Interoperability across blockchain networks entails the capacity to share, see, and access information without the requirement for an intermediate or centralized authority. Lack of compatibility can make widespread adoption nearly tricky.

Interoperability for Blockchain will be crucial in a post-pandemic corporate environment where collaboration between functions, suppliers, and consumers is necessary. This is the only way for businesses to maximize the value of their blockchain investments. The good news is that a rising number of interoperability initiatives aimed at bridging the gap between different blockchains have emerged during the past year.
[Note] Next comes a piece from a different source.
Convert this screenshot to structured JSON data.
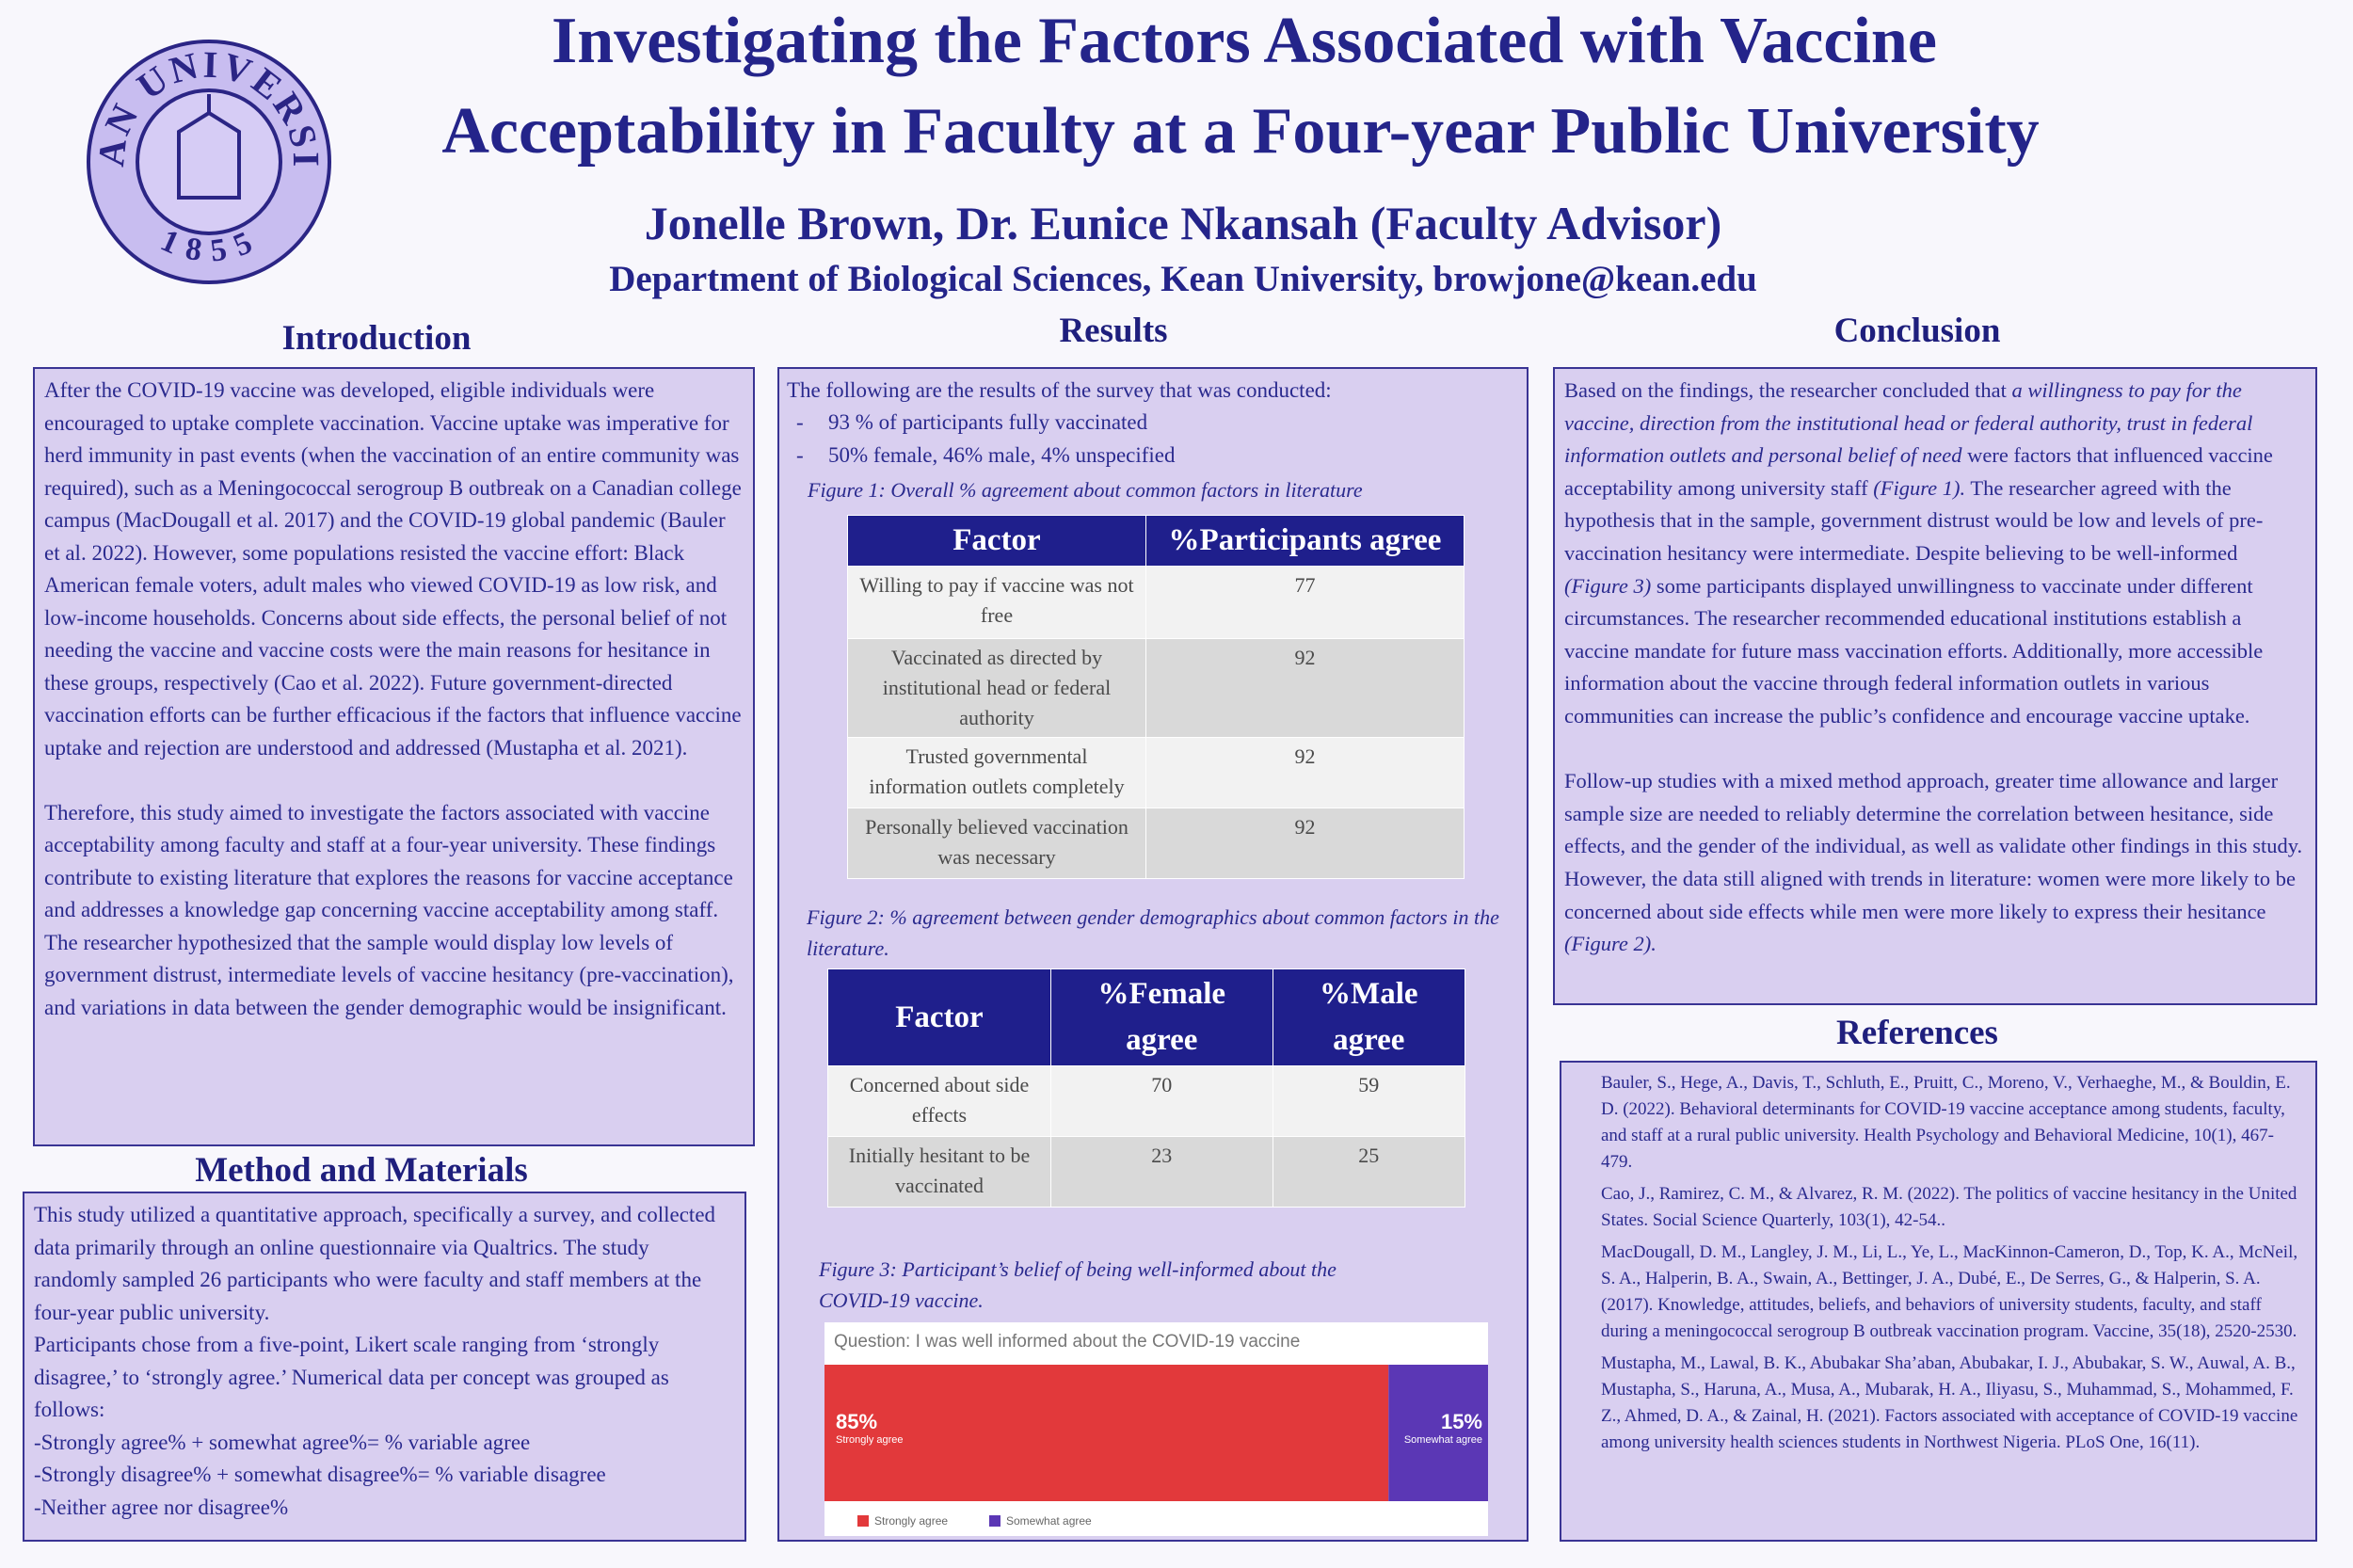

Numerous of them try to connect private networks or to public blockchains. Ultimately, these solutions will benefit corporate leaders more than previous methods centered on public blockchains and cryptocurrency-related technologies.

Looking Ahead

It would be naïve to assert that these blockchain-related difficulties do not represent substantial adoption roadblocks. In general, though, many of Blockchain's most significant obstacles are typical growing pains associated with any new technology.

Final Thought

To build the business case for blockchain adoption, proponents will need to persuade their businesses to take the kind of risks, develop the types of connections, and make the types of tradeoffs typical in other commercial domains.

Given the benefits that companies are now reaping from Blockchain and the growing demand for visibility and openness across and between enterprises, Blockchain has the potential to be a formidable solution if it is embraced.